Although the pathogenesis of PCMZL remains unclear, an infectious agent that leads to chronic antigenic stimulation has been purported as potentially causative. An association between infection with Borrelia burgdorferi and the development of PCMZL evolved from studies in regions of Europe where Lyme borreliosis is endemic, and a greater prevalence of the spirochete was noted in patients with PCMZL. However, no such link has been identified in American or Asian cases of PCMZL. Furthermore, a recent study that involved 60 cases of PCMZL from Asia, Germany, and the United States, specifically examined this association. Cases of PCMZL were examined for the presence of Borrelia DNA by PCR analysis, and all were negative, which illustrated that the underlying pathogenesis of this lymphoma remains ambiguous [7].

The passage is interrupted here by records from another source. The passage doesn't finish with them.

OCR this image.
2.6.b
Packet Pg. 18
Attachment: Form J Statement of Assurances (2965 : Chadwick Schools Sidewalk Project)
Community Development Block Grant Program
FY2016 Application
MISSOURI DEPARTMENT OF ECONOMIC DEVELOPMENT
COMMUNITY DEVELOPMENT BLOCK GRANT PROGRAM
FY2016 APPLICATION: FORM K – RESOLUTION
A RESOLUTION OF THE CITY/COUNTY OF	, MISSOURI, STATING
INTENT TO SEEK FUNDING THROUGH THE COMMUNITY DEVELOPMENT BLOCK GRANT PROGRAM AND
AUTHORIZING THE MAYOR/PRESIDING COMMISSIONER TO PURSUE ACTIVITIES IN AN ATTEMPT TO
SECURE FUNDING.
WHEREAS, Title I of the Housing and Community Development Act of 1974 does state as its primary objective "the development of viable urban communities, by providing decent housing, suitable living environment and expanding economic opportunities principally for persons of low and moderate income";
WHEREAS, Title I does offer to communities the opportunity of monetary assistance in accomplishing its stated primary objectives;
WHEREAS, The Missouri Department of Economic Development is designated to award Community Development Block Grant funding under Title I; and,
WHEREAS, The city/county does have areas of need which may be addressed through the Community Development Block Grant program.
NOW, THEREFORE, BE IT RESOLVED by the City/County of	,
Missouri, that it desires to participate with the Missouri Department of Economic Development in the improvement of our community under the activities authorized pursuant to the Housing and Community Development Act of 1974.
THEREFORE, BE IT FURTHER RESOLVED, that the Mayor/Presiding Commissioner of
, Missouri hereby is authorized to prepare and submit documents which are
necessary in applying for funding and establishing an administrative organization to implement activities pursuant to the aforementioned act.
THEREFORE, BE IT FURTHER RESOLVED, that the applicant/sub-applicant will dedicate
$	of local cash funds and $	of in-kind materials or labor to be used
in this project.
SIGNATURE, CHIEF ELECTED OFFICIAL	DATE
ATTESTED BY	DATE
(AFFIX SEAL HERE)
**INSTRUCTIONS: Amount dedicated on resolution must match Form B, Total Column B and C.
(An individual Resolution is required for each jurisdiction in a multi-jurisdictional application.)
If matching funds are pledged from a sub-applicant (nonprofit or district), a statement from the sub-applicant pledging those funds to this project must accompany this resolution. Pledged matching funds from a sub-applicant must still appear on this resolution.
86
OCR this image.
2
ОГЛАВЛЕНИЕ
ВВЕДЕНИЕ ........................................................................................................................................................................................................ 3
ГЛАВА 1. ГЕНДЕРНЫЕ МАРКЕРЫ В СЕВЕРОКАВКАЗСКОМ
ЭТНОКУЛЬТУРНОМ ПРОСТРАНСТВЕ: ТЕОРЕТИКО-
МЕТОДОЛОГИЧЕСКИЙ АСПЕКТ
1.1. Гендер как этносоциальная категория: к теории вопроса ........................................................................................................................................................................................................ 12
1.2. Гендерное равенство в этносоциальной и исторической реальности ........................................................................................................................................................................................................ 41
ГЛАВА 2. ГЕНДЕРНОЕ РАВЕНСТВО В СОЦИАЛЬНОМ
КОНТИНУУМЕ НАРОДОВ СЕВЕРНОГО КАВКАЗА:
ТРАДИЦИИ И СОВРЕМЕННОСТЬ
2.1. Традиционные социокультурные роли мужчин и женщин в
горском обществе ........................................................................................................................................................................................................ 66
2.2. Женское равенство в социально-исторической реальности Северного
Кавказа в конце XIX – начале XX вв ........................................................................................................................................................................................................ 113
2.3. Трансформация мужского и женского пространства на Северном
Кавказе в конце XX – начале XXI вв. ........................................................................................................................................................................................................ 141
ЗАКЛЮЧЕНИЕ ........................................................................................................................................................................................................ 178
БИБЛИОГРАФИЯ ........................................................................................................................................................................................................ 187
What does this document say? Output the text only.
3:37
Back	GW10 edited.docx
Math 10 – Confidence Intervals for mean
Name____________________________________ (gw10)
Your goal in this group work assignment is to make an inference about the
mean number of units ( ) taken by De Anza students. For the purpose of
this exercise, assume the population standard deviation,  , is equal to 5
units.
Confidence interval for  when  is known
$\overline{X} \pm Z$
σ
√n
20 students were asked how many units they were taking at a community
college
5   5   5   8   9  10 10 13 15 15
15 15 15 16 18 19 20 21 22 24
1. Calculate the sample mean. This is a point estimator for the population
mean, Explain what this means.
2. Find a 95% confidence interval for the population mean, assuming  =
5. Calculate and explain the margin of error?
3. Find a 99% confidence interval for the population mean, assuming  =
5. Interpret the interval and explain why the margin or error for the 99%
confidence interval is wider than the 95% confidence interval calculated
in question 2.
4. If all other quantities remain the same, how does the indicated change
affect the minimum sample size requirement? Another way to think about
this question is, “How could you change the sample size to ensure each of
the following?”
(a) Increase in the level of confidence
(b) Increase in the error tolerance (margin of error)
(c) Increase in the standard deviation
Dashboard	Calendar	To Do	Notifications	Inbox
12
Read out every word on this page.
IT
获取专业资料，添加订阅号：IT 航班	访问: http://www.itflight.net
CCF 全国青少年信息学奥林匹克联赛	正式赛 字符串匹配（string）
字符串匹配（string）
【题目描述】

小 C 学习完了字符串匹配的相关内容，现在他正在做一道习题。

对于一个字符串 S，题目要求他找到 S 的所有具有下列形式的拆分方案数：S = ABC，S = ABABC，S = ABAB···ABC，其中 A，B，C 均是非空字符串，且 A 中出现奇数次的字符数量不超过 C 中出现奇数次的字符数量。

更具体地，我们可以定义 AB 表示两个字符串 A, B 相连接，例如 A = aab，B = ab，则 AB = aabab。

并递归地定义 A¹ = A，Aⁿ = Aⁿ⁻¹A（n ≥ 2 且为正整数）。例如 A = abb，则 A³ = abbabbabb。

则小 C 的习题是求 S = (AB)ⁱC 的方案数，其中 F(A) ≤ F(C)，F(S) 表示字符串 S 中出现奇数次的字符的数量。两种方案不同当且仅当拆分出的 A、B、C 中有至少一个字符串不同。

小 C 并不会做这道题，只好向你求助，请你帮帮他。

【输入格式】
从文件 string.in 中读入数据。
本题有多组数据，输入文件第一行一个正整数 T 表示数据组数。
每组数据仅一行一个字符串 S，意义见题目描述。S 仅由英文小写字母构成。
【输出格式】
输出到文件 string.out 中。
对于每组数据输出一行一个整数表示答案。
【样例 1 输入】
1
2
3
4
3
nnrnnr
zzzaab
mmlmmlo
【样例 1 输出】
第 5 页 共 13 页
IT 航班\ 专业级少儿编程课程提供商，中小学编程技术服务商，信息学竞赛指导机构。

Alterations in mechanisms inherent to B cell maturation may be central to the pathogenesis of PCMZL. In secondary lymphoid organs, B cells are selected which will produce antibody with the greatest affinity for the encountered antigen. This process, which is known as affinity maturation, involves somatic hypermutation and clonal selection which results in the survival of B cells that will drive a productive immune response and the elimination of ineffectual or potentially harmful cells. The pathogenesis of most non-Hodgkin B cell lymphomas has been thought to be in some way associated with genetic errors, such as chromosomal translocations or aberrant somatic hypermutation (ASHM), which occur during this selection process [8]. An analysis of this phenomena in tissue from PCMZL patients found ASHM in the regulatory and coding regions in a number of proto-oncogenes in nearly all of the PCMZL samples that were evaluated [8]. This observation suggests that aberrant mutation events coupled with a breakdown in the protective repair mechanisms in germinal center B cells also may underlie the genesis of more indolent lymphomas such as PCMZL. It is as yet unclear as to why this type of lymphoma remains largely confined to the skin.

As PCMZL rarely has been shown to exhibit extra-cutaneous manifestations, the treatment options are variable and include surgical excision, topical or intralesional glucocorticoids, interferon-α, chemotherapy, expectant management, and the anti-CD20 monoclonal antibody rituximab [9]. Reports have demonstrated partial-to-complete remission with the use of rituximab as a treatment for primary cutaneous lymphomas using either intravenous or intralesional forms of the agent [10]. A nearly complete regression has been reported in two patients with PCMZL without systemic involvement, who were treated with intralesional rituximab for eighteen weeks [9]. Because of the indolent nature of PCMZL, the course of treatment also may be influenced by the involved site, age and health of the patient, number of lesions, and presence or absence of recurrence.